Он любил читать календари, отмечая для общего сведения подписчиков «Современника» (1855): Гинея – 6 руб. 47 с пол. коп.; северо-американский доллар – 1 руб 31 коп. серебром; или сообщал, что «между Одессой и Очаковым построены на счет пожертвований телеграфические башни». Истинный энциклопедист, своего рода Вольтер, с ударением, правда, на первом слоге, он исписал, не скупясь, тьму страниц (всегда готовый обхватить как свернутый ковер и развернуть перед читателем всю историю затронутого вопроса), перевел целую библиотеку, использовал все жанры вплоть до стихов и до конца жизни мечтал составить «критический словарь идей и фактов» (что напоминает флоберовскую карикатуру, тот «dictionnaire des idées reçues», иронический эпиграф к которому – «большинство всегда право» – Чернышевский выставил бы всерьез).

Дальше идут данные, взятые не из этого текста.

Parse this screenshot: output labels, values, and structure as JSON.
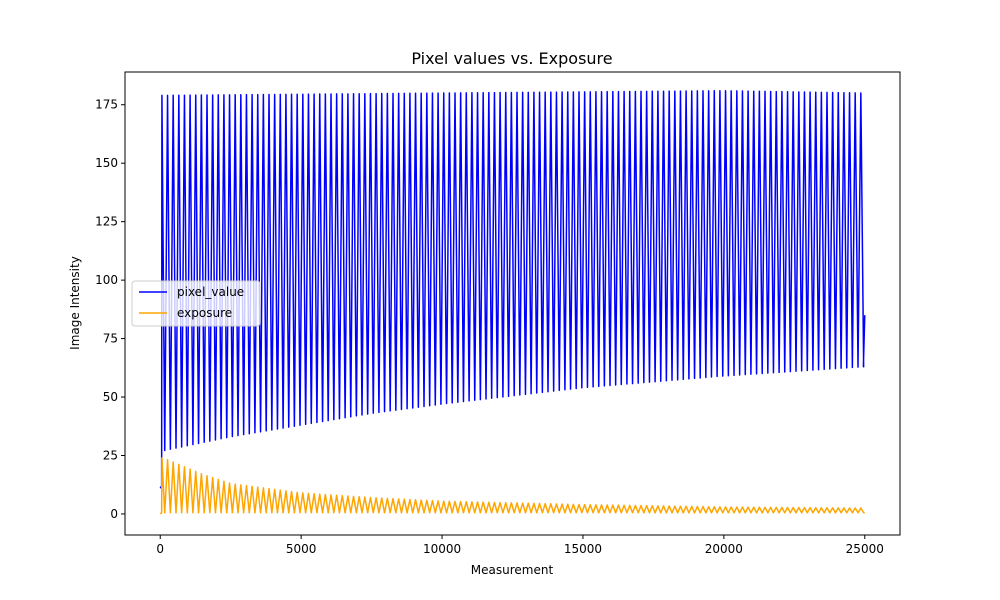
{
  "chart_data": {
    "type": "line",
    "title": "Pixel values vs. Exposure",
    "xlabel": "Measurement",
    "ylabel": "Image Intensity",
    "xlim": [
      -1250,
      26250
    ],
    "ylim": [
      -9,
      189
    ],
    "xticks": [
      0,
      5000,
      10000,
      15000,
      20000,
      25000
    ],
    "yticks": [
      0,
      25,
      50,
      75,
      100,
      125,
      150,
      175
    ],
    "grid": false,
    "legend": "center-left",
    "oscillation": {
      "cycles": 125,
      "x_start": 0,
      "x_end": 25000
    },
    "series": [
      {
        "name": "pixel_value",
        "color": "#0000ff",
        "peak_envelope": {
          "x": [
            100,
            5000,
            10000,
            15000,
            20000,
            25000
          ],
          "y": [
            179,
            179.5,
            180,
            180.5,
            181,
            180
          ]
        },
        "trough_envelope": {
          "x": [
            100,
            2500,
            5000,
            7500,
            10000,
            15000,
            20000,
            25000
          ],
          "y": [
            27,
            33,
            38,
            43,
            47,
            54,
            59,
            63
          ]
        },
        "start": [
          [
            0,
            11
          ],
          [
            50,
            12
          ]
        ],
        "end": [
          [
            24950,
            63
          ],
          [
            25000,
            85
          ]
        ]
      },
      {
        "name": "exposure",
        "color": "#ffa500",
        "peak_envelope": {
          "x": [
            100,
            500,
            1500,
            2500,
            5000,
            7500,
            10000,
            15000,
            20000,
            25000
          ],
          "y": [
            24,
            22,
            17,
            13,
            9,
            7,
            5.5,
            4,
            3,
            2.5
          ]
        },
        "trough_envelope": {
          "x": [
            0,
            25000
          ],
          "y": [
            0.5,
            0.5
          ]
        },
        "start": [
          [
            0,
            0
          ],
          [
            50,
            0.5
          ]
        ],
        "end": [
          [
            25000,
            0.5
          ]
        ]
      }
    ]
  }
}
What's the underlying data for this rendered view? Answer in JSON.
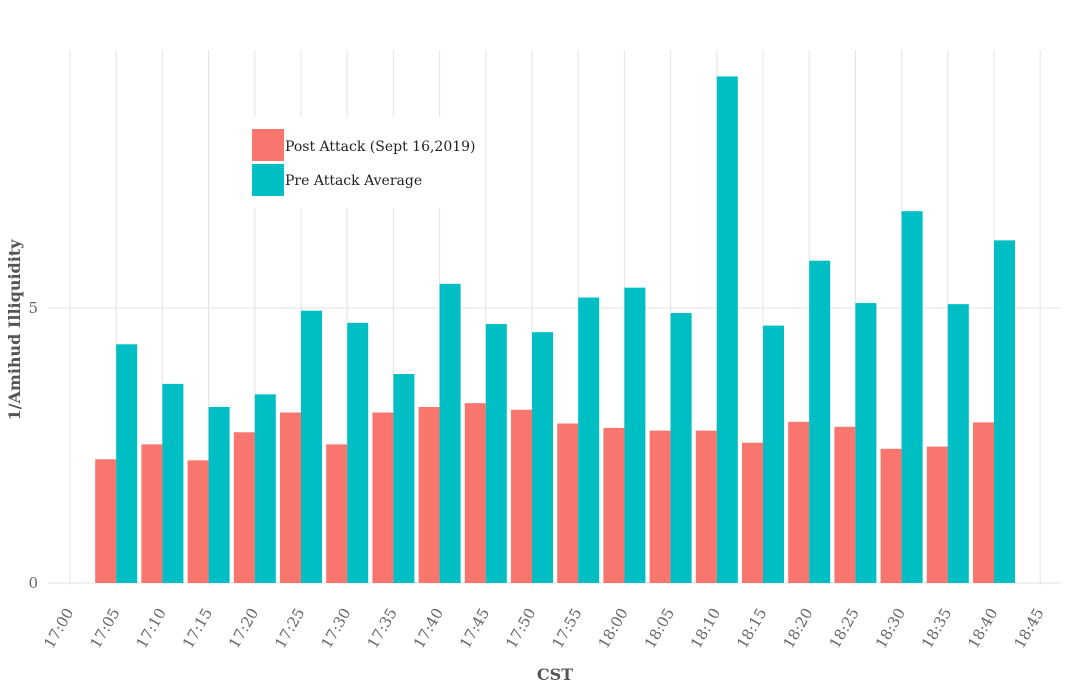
{
  "chart_data": {
    "type": "bar",
    "xlabel": "CST",
    "ylabel": "1/Amihud Illiquidity",
    "x_ticks": [
      "17:00",
      "17:05",
      "17:10",
      "17:15",
      "17:20",
      "17:25",
      "17:30",
      "17:35",
      "17:40",
      "17:45",
      "17:50",
      "17:55",
      "18:00",
      "18:05",
      "18:10",
      "18:15",
      "18:20",
      "18:25",
      "18:30",
      "18:35",
      "18:40",
      "18:45"
    ],
    "y_ticks": [
      "0",
      "5"
    ],
    "categories": [
      "17:05",
      "17:10",
      "17:15",
      "17:20",
      "17:25",
      "17:30",
      "17:35",
      "17:40",
      "17:45",
      "17:50",
      "17:55",
      "18:00",
      "18:05",
      "18:10",
      "18:15",
      "18:20",
      "18:25",
      "18:30",
      "18:35",
      "18:40"
    ],
    "series": [
      {
        "name": "Post Attack (Sept 16,2019)",
        "color": "#F8766D",
        "values": [
          2.25,
          2.52,
          2.23,
          2.74,
          3.1,
          2.52,
          3.1,
          3.2,
          3.27,
          3.15,
          2.9,
          2.82,
          2.77,
          2.77,
          2.55,
          2.93,
          2.84,
          2.44,
          2.48,
          2.92
        ]
      },
      {
        "name": "Pre Attack Average",
        "color": "#00BFC4",
        "values": [
          4.34,
          3.62,
          3.2,
          3.43,
          4.95,
          4.73,
          3.8,
          5.44,
          4.71,
          4.56,
          5.19,
          5.37,
          4.91,
          9.21,
          4.68,
          5.86,
          5.09,
          6.76,
          5.07,
          6.23
        ]
      }
    ],
    "ylim": [
      0,
      10
    ],
    "grid": true,
    "legend_position": "top-left, inside plot"
  }
}
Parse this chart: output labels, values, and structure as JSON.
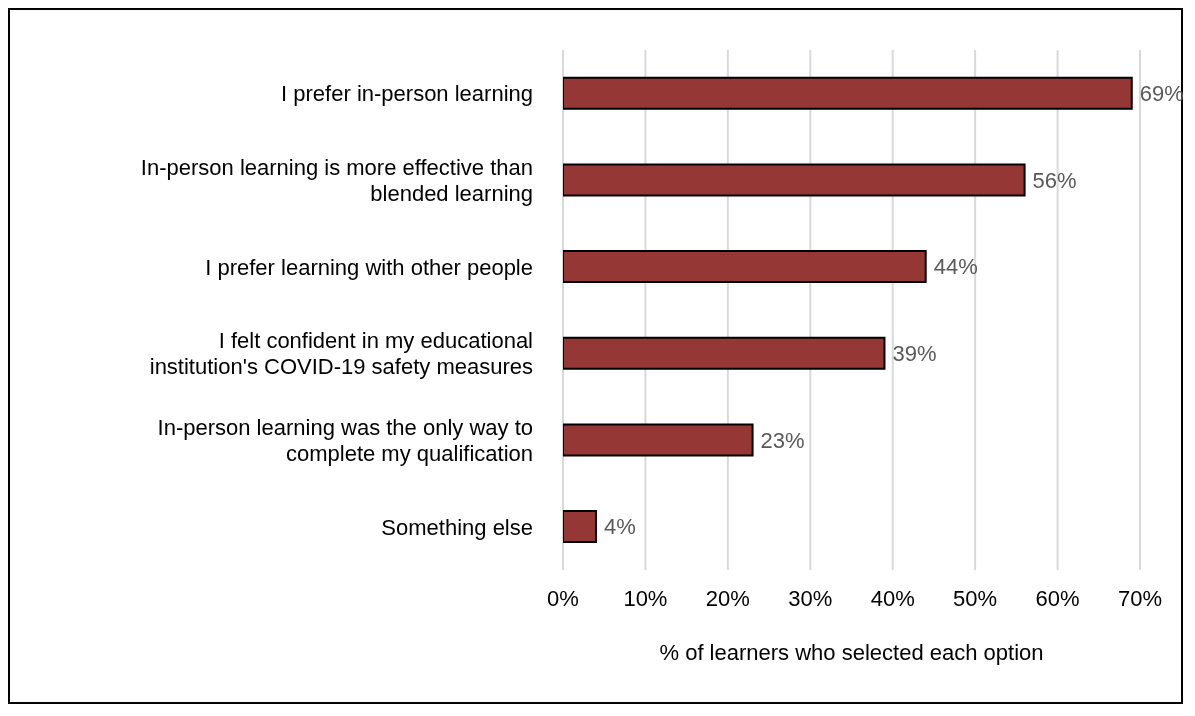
{
  "chart_data": {
    "type": "bar",
    "orientation": "horizontal",
    "xlabel": "% of learners who selected each option",
    "categories": [
      "I prefer in-person learning",
      "In-person learning is more effective than blended learning",
      "I prefer learning with other people",
      "I felt confident in my educational institution's COVID-19 safety measures",
      "In-person learning was the only way to complete my qualification",
      "Something else"
    ],
    "values": [
      69,
      56,
      44,
      39,
      23,
      4
    ],
    "value_labels": [
      "69%",
      "56%",
      "44%",
      "39%",
      "23%",
      "4%"
    ],
    "color": "#953735",
    "xlim": [
      0,
      70
    ],
    "xticks": [
      {
        "value": 0,
        "label": "0%"
      },
      {
        "value": 10,
        "label": "10%"
      },
      {
        "value": 20,
        "label": "20%"
      },
      {
        "value": 30,
        "label": "30%"
      },
      {
        "value": 40,
        "label": "40%"
      },
      {
        "value": 50,
        "label": "50%"
      },
      {
        "value": 60,
        "label": "60%"
      },
      {
        "value": 70,
        "label": "70%"
      }
    ],
    "grid": "x",
    "legend": false
  }
}
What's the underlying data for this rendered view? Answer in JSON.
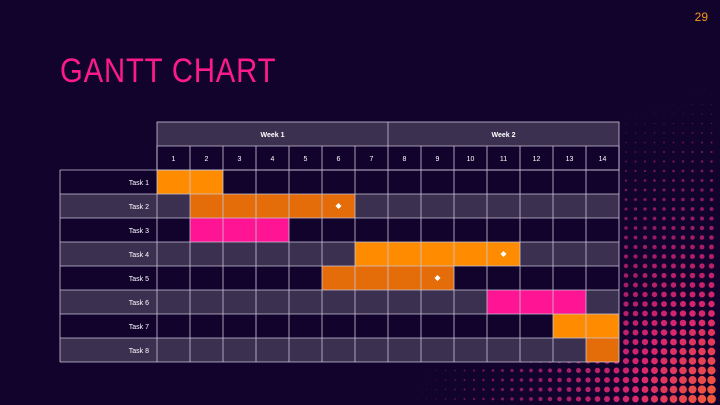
{
  "page_number": "29",
  "title": "GANTT CHART",
  "colors": {
    "background": "#12032d",
    "header_bg": "#3b3050",
    "row_dark": "#12032d",
    "row_light": "#3b3050",
    "grid_line": "#c9c4d6",
    "orange": "#ff8c00",
    "dark_orange": "#e46d0a",
    "pink": "#ff1493",
    "title": "#ff1a8c",
    "page_number": "#f7941d",
    "milestone": "#ffffff"
  },
  "chart_data": {
    "type": "gantt",
    "weeks": [
      {
        "label": "Week 1",
        "start_day": 1,
        "end_day": 7
      },
      {
        "label": "Week 2",
        "start_day": 8,
        "end_day": 14
      }
    ],
    "days": [
      "1",
      "2",
      "3",
      "4",
      "5",
      "6",
      "7",
      "8",
      "9",
      "10",
      "11",
      "12",
      "13",
      "14"
    ],
    "tasks": [
      {
        "label": "Task 1",
        "start": 1,
        "end": 2,
        "color": "orange",
        "milestone": null
      },
      {
        "label": "Task 2",
        "start": 2,
        "end": 6,
        "color": "dark_orange",
        "milestone": 6
      },
      {
        "label": "Task 3",
        "start": 2,
        "end": 4,
        "color": "pink",
        "milestone": null
      },
      {
        "label": "Task 4",
        "start": 7,
        "end": 11,
        "color": "orange",
        "milestone": 11
      },
      {
        "label": "Task 5",
        "start": 6,
        "end": 9,
        "color": "dark_orange",
        "milestone": 9
      },
      {
        "label": "Task 6",
        "start": 11,
        "end": 13,
        "color": "pink",
        "milestone": null
      },
      {
        "label": "Task 7",
        "start": 13,
        "end": 14,
        "color": "orange",
        "milestone": null
      },
      {
        "label": "Task 8",
        "start": 14,
        "end": 14,
        "color": "dark_orange",
        "milestone": null
      }
    ]
  }
}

Об этом-то он пишет жене из крепости, со страстью, с горестью, с ожесточением рассказывая о тех титанических трудах, которые он еще совершит. Далее, все двадцать лет сибирского одиночества, он лечился этой мечтой; но, познакомившись за год до смерти со словарем Брокгауза, увидел в нем ее воплощение. Тогда он возжаждал Брокгауза перевести (а то «напихают туда всякой дряни, вроде мелких немецких художников»), почитая такой труд венцом всей своей жизни; оказалось, что и это уже предпринято.

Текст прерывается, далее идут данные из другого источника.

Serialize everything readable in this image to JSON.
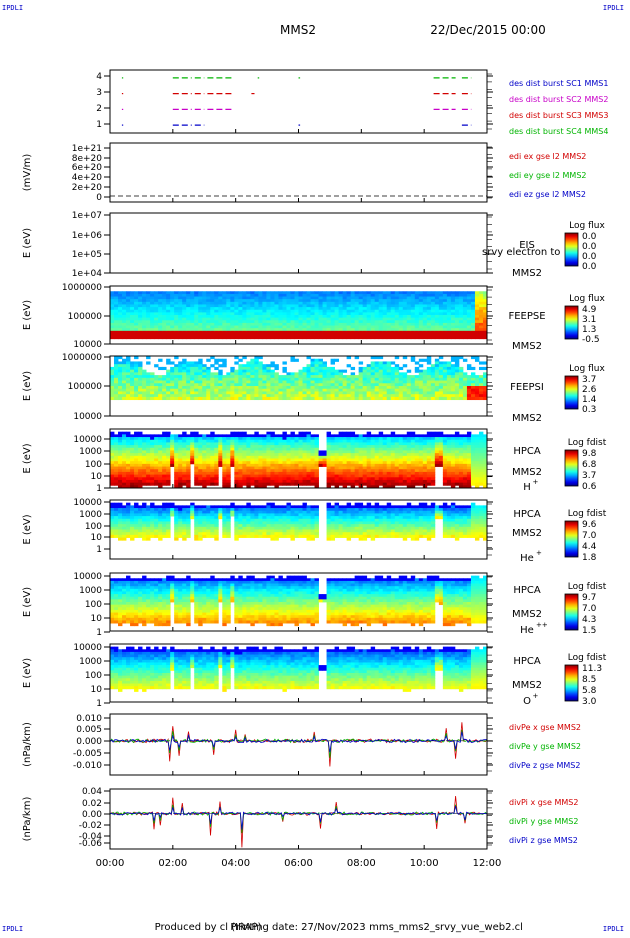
{
  "header": {
    "mission": "MMS2",
    "date": "22/Dec/2015 00:00",
    "corner_label": "IPDLI"
  },
  "footer": {
    "produced_by": "Produced by cl (IRAP)",
    "printing_date": "Printing date: 27/Nov/2023",
    "filename": "mms_mms2_srvy_vue_web2.cl"
  },
  "colors": {
    "red": "#d20000",
    "green": "#00b400",
    "blue": "#0000c8",
    "magenta": "#c800c8"
  },
  "chart_data": {
    "type": "heatmap",
    "x_ticks": [
      "00:00",
      "02:00",
      "04:00",
      "06:00",
      "08:00",
      "10:00",
      "12:00"
    ],
    "xlim_hours": [
      0,
      12
    ],
    "panels": [
      {
        "id": "burst",
        "type": "scatter",
        "ylabel": "",
        "ticks": [
          "4",
          "3",
          "2",
          "1"
        ],
        "ylim": [
          0.5,
          4.5
        ],
        "legend": [
          {
            "text": "des dist burst SC1 MMS1",
            "color": "#0000c8"
          },
          {
            "text": "des dist burst SC2 MMS2",
            "color": "#c800c8"
          },
          {
            "text": "des dist burst SC3 MMS3",
            "color": "#d20000"
          },
          {
            "text": "des dist burst SC4 MMS4",
            "color": "#00b400"
          }
        ],
        "series": [
          {
            "level": 4,
            "color": "#00b400",
            "intervals": [
              [
                0.38,
                0.42
              ],
              [
                2.0,
                2.6
              ],
              [
                2.7,
                3.0
              ],
              [
                3.1,
                3.9
              ],
              [
                4.7,
                4.75
              ],
              [
                6.0,
                6.05
              ],
              [
                10.3,
                11.0
              ],
              [
                11.2,
                11.5
              ]
            ]
          },
          {
            "level": 3,
            "color": "#d20000",
            "intervals": [
              [
                0.38,
                0.42
              ],
              [
                2.0,
                2.6
              ],
              [
                2.7,
                3.0
              ],
              [
                3.1,
                3.9
              ],
              [
                4.5,
                4.6
              ],
              [
                10.3,
                11.0
              ],
              [
                11.2,
                11.5
              ]
            ]
          },
          {
            "level": 2,
            "color": "#c800c8",
            "intervals": [
              [
                0.38,
                0.42
              ],
              [
                2.0,
                2.6
              ],
              [
                2.7,
                3.0
              ],
              [
                3.1,
                3.9
              ],
              [
                10.3,
                11.0
              ],
              [
                11.2,
                11.5
              ]
            ]
          },
          {
            "level": 1,
            "color": "#0000c8",
            "intervals": [
              [
                0.38,
                0.42
              ],
              [
                2.0,
                2.6
              ],
              [
                2.7,
                3.0
              ],
              [
                6.0,
                6.05
              ],
              [
                11.2,
                11.5
              ]
            ]
          }
        ]
      },
      {
        "id": "edi",
        "type": "line",
        "ylabel": "(mV/m)",
        "ticks": [
          "1e+21",
          "8e+20",
          "6e+20",
          "4e+20",
          "2e+20",
          "0"
        ],
        "legend": [
          {
            "text": "edi ex gse l2 MMS2",
            "color": "#d20000"
          },
          {
            "text": "edi ey gse l2 MMS2",
            "color": "#00b400"
          },
          {
            "text": "edi ez gse l2 MMS2",
            "color": "#0000c8"
          }
        ]
      },
      {
        "id": "eis",
        "type": "heatmap",
        "ylabel": "E (eV)",
        "ticks": [
          "1e+07",
          "1e+06",
          "1e+05",
          "1e+04"
        ],
        "instrument": [
          "EIS",
          "MMS2"
        ],
        "overlap_text": "srvy electron to",
        "cbar_title": "Log flux",
        "cbar_ticks": [
          "0.0",
          "0.0",
          "0.0",
          "0.0"
        ]
      },
      {
        "id": "feepse",
        "type": "heatmap",
        "ylabel": "E (eV)",
        "ticks": [
          "1000000",
          "100000",
          "10000"
        ],
        "instrument": [
          "FEEPSE",
          "MMS2"
        ],
        "cbar_title": "Log flux",
        "cbar_ticks": [
          "4.9",
          "3.1",
          "1.3",
          "-0.5"
        ]
      },
      {
        "id": "feepsi",
        "type": "heatmap",
        "ylabel": "E (eV)",
        "ticks": [
          "1000000",
          "100000",
          "10000"
        ],
        "instrument": [
          "FEEPSI",
          "MMS2"
        ],
        "cbar_title": "Log flux",
        "cbar_ticks": [
          "3.7",
          "2.6",
          "1.4",
          "0.3"
        ]
      },
      {
        "id": "hpca_h",
        "type": "heatmap",
        "ylabel": "E (eV)",
        "ticks": [
          "10000",
          "1000",
          "100",
          "10",
          "1"
        ],
        "instrument": [
          "HPCA",
          "MMS2"
        ],
        "species": "H",
        "charge": "+",
        "cbar_title": "Log fdist",
        "cbar_ticks": [
          "9.8",
          "6.8",
          "3.7",
          "0.6"
        ]
      },
      {
        "id": "hpca_he",
        "type": "heatmap",
        "ylabel": "E (eV)",
        "ticks": [
          "10000",
          "1000",
          "100",
          "10",
          "1"
        ],
        "instrument": [
          "HPCA",
          "MMS2"
        ],
        "species": "He",
        "charge": "+",
        "cbar_title": "Log fdist",
        "cbar_ticks": [
          "9.6",
          "7.0",
          "4.4",
          "1.8"
        ]
      },
      {
        "id": "hpca_hepp",
        "type": "heatmap",
        "ylabel": "E (eV)",
        "ticks": [
          "10000",
          "1000",
          "100",
          "10",
          "1"
        ],
        "instrument": [
          "HPCA",
          "MMS2"
        ],
        "species": "He",
        "charge": "++",
        "cbar_title": "Log fdist",
        "cbar_ticks": [
          "9.7",
          "7.0",
          "4.3",
          "1.5"
        ]
      },
      {
        "id": "hpca_o",
        "type": "heatmap",
        "ylabel": "E (eV)",
        "ticks": [
          "10000",
          "1000",
          "100",
          "10",
          "1"
        ],
        "instrument": [
          "HPCA",
          "MMS2"
        ],
        "species": "O",
        "charge": "+",
        "cbar_title": "Log fdist",
        "cbar_ticks": [
          "11.3",
          "8.5",
          "5.8",
          "3.0"
        ]
      },
      {
        "id": "divpe",
        "type": "line",
        "ylabel": "(nPa/km)",
        "ticks": [
          "0.010",
          "0.005",
          "0.000",
          "-0.005",
          "-0.010"
        ],
        "ylim": [
          -0.014,
          0.011
        ],
        "legend": [
          {
            "text": "divPe x gse MMS2",
            "color": "#d20000"
          },
          {
            "text": "divPe y gse MMS2",
            "color": "#00b400"
          },
          {
            "text": "divPe z gse MMS2",
            "color": "#0000c8"
          }
        ]
      },
      {
        "id": "divpi",
        "type": "line",
        "ylabel": "(nPa/km)",
        "ticks": [
          "0.04",
          "0.02",
          "0.00",
          "-0.02",
          "-0.04",
          "-0.06"
        ],
        "ylim": [
          -0.065,
          0.045
        ],
        "legend": [
          {
            "text": "divPi x gse MMS2",
            "color": "#d20000"
          },
          {
            "text": "divPi y gse MMS2",
            "color": "#00b400"
          },
          {
            "text": "divPi z gse MMS2",
            "color": "#0000c8"
          }
        ]
      }
    ]
  }
}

Еще в начале журнального поприща он писал о Лессинге, который родился ровно за сто лет до него, и сходство с которым он сам сознавал: «для таких натур существует служение более милое, нежели служение любимой науке, – это служение развитию своего народа». Как и Лессинг, он по привычке всегда начинал с частного случая развитие общих мыслей. Помня, что у Лессинга жена умерла от родов, он боялся за Ольгу Сократовну, о первой беременности которой писал отцу по-латыни, точно так же, как Лессинг, сто лет перед тем, писал по-латыни и своему батюшке.
Наведем сюда свет: двадцать первого декабря 53 года Николай Гаврилович сообщал, что, по словам знающих женщин, жена зачала. Роды. Тяжелые. Мальчик. «Милятятька мой», – гулюкала над первенцом Ольга Сократовна, очень скоро однако маленького Сашу разлюбившая. Врачи предупреждали, что вторые роды убьют ее. Все же она забеременела вновь, – «как-то по нашим грехам, против моей воли», – писал он, жалуясь и томясь, Некрасову… Нет, что-то другое, сильнее, чем боязнь за жену, томило его. По некоторым сведениям, Чернышевский в пятидесятых годах подумывал о самоубийстве; он будто бы даже пил, – какое жуткое видение: пьяный Чернышевский! Что таить, – брак получился несчастный, трижды несчастный, и даже впоследствии, когда ему и удалось с помощью воспоминания «заморозить свое прошлое до состояния статического счастья» (Страннолюбский), все равно еще сказывалась та роковая, смертная тоска, составленная из жалости, ревности и уязвленного самолюбия, – которую также знавал муж совсем другого склада и совсем иначе расправившийся с ней: Пушкин.